After the second episode, I wasn’t sure I would watch another one. On the other hand, I am still hoping to see the Gospel message clearly articulated in anything coming out of the entertainment industry, and specifically the ‘Christian’ entertainment sector. So I watched it, but didn’t review it in as much detail as Episode 2 (detailing time-stamps and the identity of all of the commentators).
This post will describe some events in the film, along with personal observations. Personal comments will again be italicized. We will address the “Where was the gospel?” question at the end.
The episode began with the same intro as the first two, including Pastor Joel. The remaining episodes will probably begin the same way.
Just as the second episode was told from the perspective of John and what he might have thought, this episode is told from Mary’s perspective. And also like the last episode with John, some of the thoughts of Mary can be considered ‘reasonable’ speculation, but others not so much.
Some of the commentators in this episode are the same ones from previous episodes, but there are more women commentators that in the first two episodes, I assume to add credibility to the commentator side of things – women talking about a woman.
Throughout the film, one thing is consistent. Mary always knew that God had a special plan for her son, which is a reasonable assumption. At times however, she seemed to be more certain than Jesus, who was also trying to determine what it was.
· At the beginning of Mary’s narration we are told that Mary always knew God had a special plan for Jesus that she (Mary) longed for but also feared.
· The first miracle – Jesus changes water into wine
o At the wedding at Cana, when Jesus and a few followers made their appearance Mary said that Jesus “was somehow different, happy, surrounded by friends, a man with a new purpose”.
o Mary of course realized that it was a good time for Jesus to make a statement about his ministry. When she tells Jesus that the wine has run out, she is encouraging him to embrace ‘who he is’.
o Jesus tells the servants to fill the empty jars with water and draw some out. At the moment the water is turned into wine, Jesus is facing heavenward with closed eyes and there is some sudden wind.
o Mary tells Jesus “This is your time; the people need you.”
During the film, Jesus is at Mary’s home along with his brothers and there is tension between Jesus and his brothers – all reasonable. When not at home, Jesus is traveling around preaching and performing miracles.

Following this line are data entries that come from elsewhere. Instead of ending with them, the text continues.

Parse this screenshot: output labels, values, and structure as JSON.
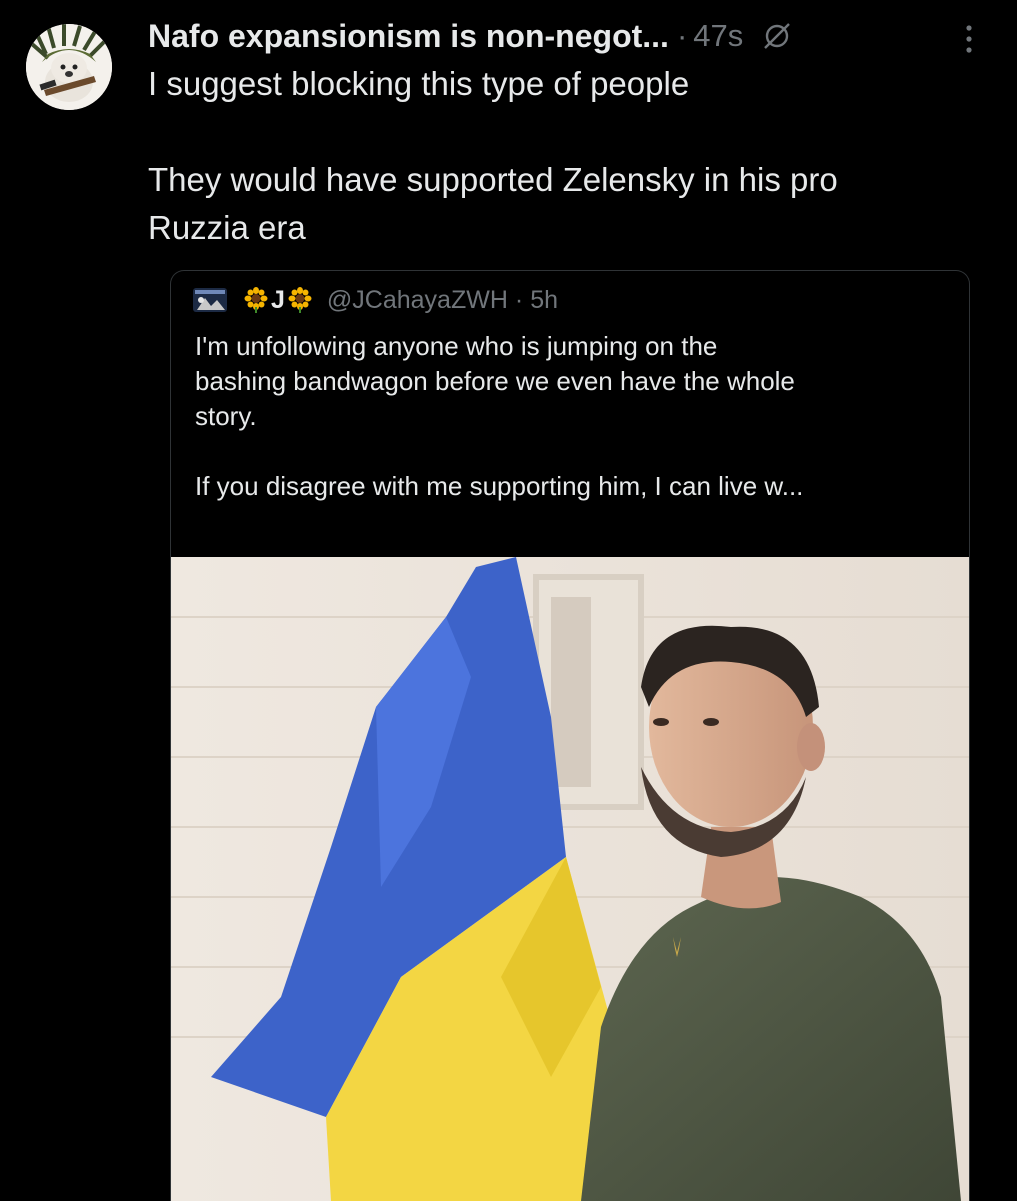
{
  "tweet": {
    "display_name": "Nafo expansionism is non-negot...",
    "separator": "·",
    "time": "47s",
    "text_lines": [
      "I suggest blocking this type of people",
      "",
      "They would have supported Zelensky in his pro",
      "Ruzzia era"
    ],
    "icons": {
      "avatar": "avatar",
      "mute": "mute-icon",
      "more": "more-options-icon"
    }
  },
  "quote": {
    "name": "J",
    "name_emoji": "sunflower-icon",
    "handle": "@JCahayaZWH",
    "separator": "·",
    "time": "5h",
    "text_lines": [
      "I'm unfollowing anyone who is jumping on the",
      "bashing bandwagon before we even have the whole",
      "story.",
      "",
      "If you disagree with me supporting him, I can live w..."
    ],
    "media": "photo of a man in an olive sweater beside a blue and yellow flag"
  },
  "colors": {
    "background": "#000000",
    "text_primary": "#e7e9ea",
    "text_secondary": "#71767b",
    "border": "#2f3336",
    "flag_blue": "#3d63c9",
    "flag_yellow": "#f3d643"
  }
}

The Sermons on the Mount is shown (same scene as in the last episode). We are told by a commentator it is the most important speech Jesus made in all of his ministry because it threatened the establishment/ruling class. (Was it? We report, you decide.).

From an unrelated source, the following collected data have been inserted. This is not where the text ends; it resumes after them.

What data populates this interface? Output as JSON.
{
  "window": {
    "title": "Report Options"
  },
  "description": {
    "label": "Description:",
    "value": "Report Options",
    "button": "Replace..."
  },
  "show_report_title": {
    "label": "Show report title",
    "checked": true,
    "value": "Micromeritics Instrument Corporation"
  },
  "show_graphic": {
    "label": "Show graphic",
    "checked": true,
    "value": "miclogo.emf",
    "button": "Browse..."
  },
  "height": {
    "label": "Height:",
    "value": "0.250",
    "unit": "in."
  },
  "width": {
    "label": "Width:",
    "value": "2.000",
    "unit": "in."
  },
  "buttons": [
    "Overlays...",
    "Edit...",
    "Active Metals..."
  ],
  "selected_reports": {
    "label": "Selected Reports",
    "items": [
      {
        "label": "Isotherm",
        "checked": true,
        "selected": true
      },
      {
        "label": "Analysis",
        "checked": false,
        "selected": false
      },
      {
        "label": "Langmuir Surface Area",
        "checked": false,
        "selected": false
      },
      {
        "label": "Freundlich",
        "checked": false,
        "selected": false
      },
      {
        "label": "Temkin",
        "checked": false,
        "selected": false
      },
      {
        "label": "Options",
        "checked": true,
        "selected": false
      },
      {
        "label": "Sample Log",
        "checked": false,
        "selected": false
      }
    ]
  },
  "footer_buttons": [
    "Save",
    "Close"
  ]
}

We Jesus healing a man with a withered hand, ticking off the Pharisees, who were part of the establishment Jesus was taking on.
Jesus goes to Capernaum to really begin his ministry (according to a commentator) of preaching and performing miracles. We see Jesus healing a demon possessed man and looking a bit like Benny Hinn, pressing forcefully down on the man’s forehead.
We are told by a commentator that Jesus’ ministry was to those “who had their backs against the wall, the marginalized, disenfranchised, and forgotten by society.” (Social justice, anyone?)
Jesus’ work and ministry threatened his family, we are told, which was probably true. At one point, Mary and his brothers travel to where Jesus is ministering, wanting to stop him – perform an ‘intervention’. (If Mary knew Jesus’ calling, why would she want to stop him?).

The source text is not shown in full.